Seller beware: West Kelowna house flip ends up being costly
A West Kelowna couple was ordered to pay $168,000 back to the buyer of a house they sold after failing to share the true extent of some flooding damage.
Robert and Benigna Cummings are experienced house flippers and they sold a 46-year-old fixer-upper in Glenrosa in August 2016, B.C. Supreme Court Justice Gordon Weatherill wrote in a decision posted last week.
They'd purchased the property two years earlier to turn around, but while it was in their possession, it flooded in February and March 2016 and again in July 2016.
The couple did a week's worth of work to fix the damage after the February flood, including building a sump well.
The work lasted a month and in March it flooded again, making the entire basement suite unusable for nearly two months.
Eventually, the water receded and dried up. New underlay and the carpets that had been removed were re-installed on April 3, 2016, and the basement suite was once again usable. The couple claimed that they believed the flooding issue had ended, however, Weatherill described the work as a "Band-Aid” effort.
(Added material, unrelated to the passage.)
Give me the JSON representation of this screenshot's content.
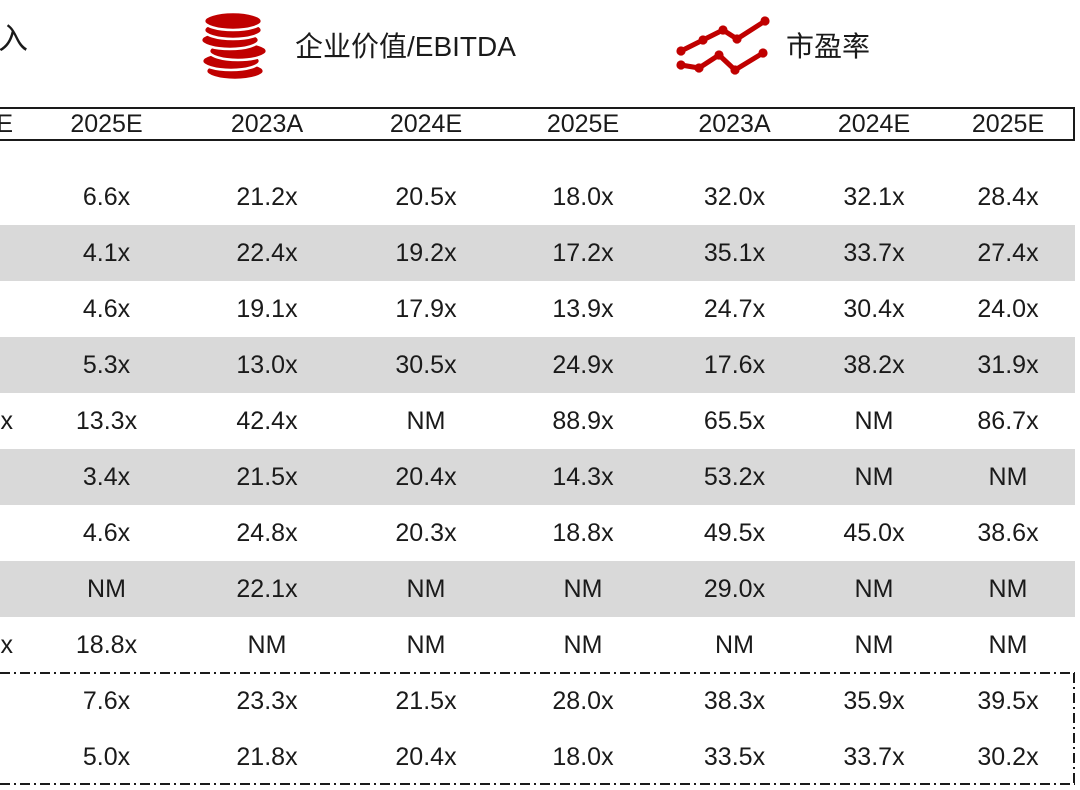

The larger issue, however, was that the couple didn't fully disclose that they knew there had been an issue with flooding when they sold the home in August.
When asked if they were aware if there was any moisture issues with the property's walls, basement or crawlspace they answered "no."
When they sold the house, they admitted there was seepage on the basement floor, but said the problem was rectified by the installation of a sump pump and some other remediation efforts.
Cheri and Joel Brunning were the buyers of the home and within six months of taking possession, they found groundwater seeping into basement through cracks in the concrete slab.
Despite gutting the basement to the stud walls, the water kept coming in and the Brunnings sued the Cummingses for fraudulent misrepresentation, negligent misrepresentation and breach of contract.
The Cummings denied this, however, Weatherill was not on their side.
“I conclude that the defendants knew the water ingress issue was far worse than they let on. They attempted to minimize the problem when they signed the PDS and when they testified," he wrote.
"The fact that they had to rent two large carpet blower fans for five days, then remove all the carpet and underlay does not reconcile with their evidence of the minimal amount of water that came into the basement."
The Brunnings had sought damages of $311,000, saying the house at 3929 Woodell Rd. that they’d bought for $371,000 was worth only $60,000. But the judge awarded $168,000 for remediation costs to install a new perimeter drainage system, expenses and inconvenience.